When she started her business, Bray’s goal was twofold: to bring the community together and to give back to the community. A regular knitting group in her store has joined with her to use their talents to give back. The group started making items that could be given to those in need around the area. Their goal is to knit one project each month.

Their first project was making hats to take to Yankton’s Cancer Center. Their second project will be taking place this month, where they will be making “Knitted Knockers” to send to an organization founded by two breast cancer survivors. Knitted Knockers, according to www.knittedknockers.org, are “special handmade breast prosthesis for women who have undergone mastectomies or other procedures to the breast.” These are soft, comfortable prosthetics found to be less heavy and hot than traditional prosthetics and can be placed in a regular bra. Volunteer knitters help provide these for free to those who request them.

In November, the group will be making purple hats to help increase awareness of Shaken Baby Syndrome. The group strives to find local agencies that would benefit from their donations. If you have any suggestions for their projects, please call her at 605-689-3999 or send her a message over her website at www.eweknitit.com.

Bray has other means to give back to her community. She collects kennel blankets at the store to be donated to the Yankton Humane Society. She collects yarn for the local hospital and they send it to the prisoners who knit prayer shawls and blankets. She also invites others to bring in a knitted hat for the Cancer Center.

Dona Steffen, Tres Dendinger and Emily Lincoln are part of the knitting club that gathers at Bray’s store. They welcome anyone interested to join their group or to take part in one of their project knitting days. They usually plan their knitting projects on a Saturday, sometimes a Sunday. If participants buy yarn and needles to complete the project, Bray will often give them a discount.

Steffen, Dendinger and Lincoln enjoy the knitting group. Lincoln, not present for our interview, came up with the idea to start the group.

“It’s fun to be together and it’s for a good cause,” Dendinger states.

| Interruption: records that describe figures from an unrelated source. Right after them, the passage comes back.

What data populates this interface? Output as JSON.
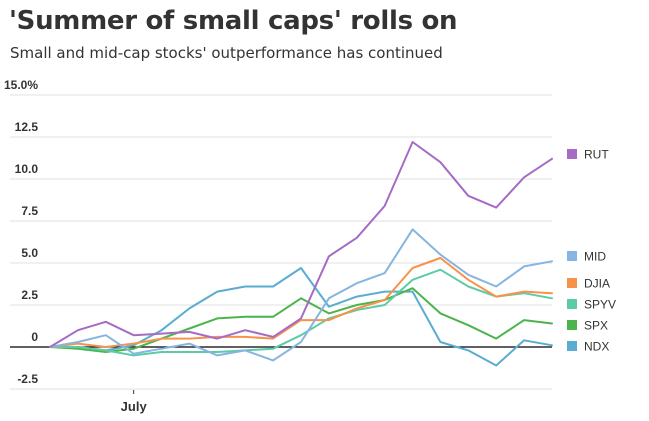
{
  "chart_data": {
    "type": "line",
    "title": "'Summer of small caps' rolls on",
    "subtitle": "Small and mid-cap stocks' outperformance has continued",
    "xlabel": "",
    "ylabel": "",
    "ylim": [
      -2.5,
      15.0
    ],
    "yticks": [
      {
        "value": 15.0,
        "label": "15.0%"
      },
      {
        "value": 12.5,
        "label": "12.5"
      },
      {
        "value": 10.0,
        "label": "10.0"
      },
      {
        "value": 7.5,
        "label": "7.5"
      },
      {
        "value": 5.0,
        "label": "5.0"
      },
      {
        "value": 2.5,
        "label": "2.5"
      },
      {
        "value": 0,
        "label": "0"
      },
      {
        "value": -2.5,
        "label": "-2.5"
      }
    ],
    "xticks": [
      {
        "index": 3,
        "label": "July"
      }
    ],
    "num_points": 19,
    "grid": true,
    "legend_position": "right",
    "series": [
      {
        "name": "RUT",
        "color": "#a66bc4",
        "values": [
          0,
          1.0,
          1.5,
          0.7,
          0.8,
          0.9,
          0.5,
          1.0,
          0.6,
          1.7,
          5.4,
          6.5,
          8.4,
          12.2,
          11.0,
          9.0,
          8.3,
          10.1,
          11.2
        ]
      },
      {
        "name": "MID",
        "color": "#85b5e0",
        "values": [
          0,
          0.3,
          0.7,
          -0.4,
          -0.1,
          0.2,
          -0.5,
          -0.2,
          -0.8,
          0.3,
          2.9,
          3.8,
          4.4,
          7.0,
          5.5,
          4.3,
          3.6,
          4.8,
          5.1
        ]
      },
      {
        "name": "DJIA",
        "color": "#f7924b",
        "values": [
          0,
          0.2,
          0,
          0.2,
          0.5,
          0.5,
          0.6,
          0.6,
          0.5,
          1.6,
          1.6,
          2.3,
          2.8,
          4.7,
          5.3,
          4.0,
          3.0,
          3.3,
          3.2
        ]
      },
      {
        "name": "SPYV",
        "color": "#5ecba8",
        "values": [
          0,
          0,
          -0.2,
          -0.5,
          -0.3,
          -0.3,
          -0.3,
          -0.2,
          -0.1,
          0.7,
          1.7,
          2.2,
          2.5,
          4.0,
          4.6,
          3.6,
          3.0,
          3.2,
          2.9
        ]
      },
      {
        "name": "SPX",
        "color": "#4cb44c",
        "values": [
          0,
          -0.1,
          -0.3,
          -0.1,
          0.5,
          1.1,
          1.7,
          1.8,
          1.8,
          2.9,
          2.0,
          2.5,
          2.8,
          3.5,
          2.0,
          1.3,
          0.5,
          1.6,
          1.4
        ]
      },
      {
        "name": "NDX",
        "color": "#5aacd0",
        "values": [
          0,
          0,
          -0.2,
          0.1,
          1.0,
          2.3,
          3.3,
          3.6,
          3.6,
          4.7,
          2.4,
          3.0,
          3.3,
          3.3,
          0.3,
          -0.2,
          -1.1,
          0.4,
          0.1
        ]
      }
    ]
  }
}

Steffen adds, “It’s camaraderie. It’s just fun. We enjoy each other’s company.” Bray posts her project dates on her website and at the entrance of her store. Her website, www.eweknitit.com, and her Facebook page at Ewe Knit It have pictures of previous projects completed and dates of upcoming projects.

Though her knitting shop and projects keep her busy, Bray enjoys watching her youngest son play band at USD and she partakes in several wine clubs with her husband. Her two daughters now reside in Yankton and her oldest son lives in Baton Rouge.

She likes to see those that she’s taught to knit become regular members and would love more members in her knitting group. “Anyone is welcome to come,” she smiles warmly. She has various patterns, whether the knitter uses double pointed needles or not.

Ewe Knit It is open Monday-Friday from 10-6 PM and she stays open even later on Tuesdays, for her knitting group. Saturday’s hours are 10-5 PM. She advises that, because she is the only person in the store, some days she might step out for an hour.Bray’s kindness provides a gentle touch to those who need it the most, serving as an excellent example of how you can use your talents to help others and continue to make this community one of the best!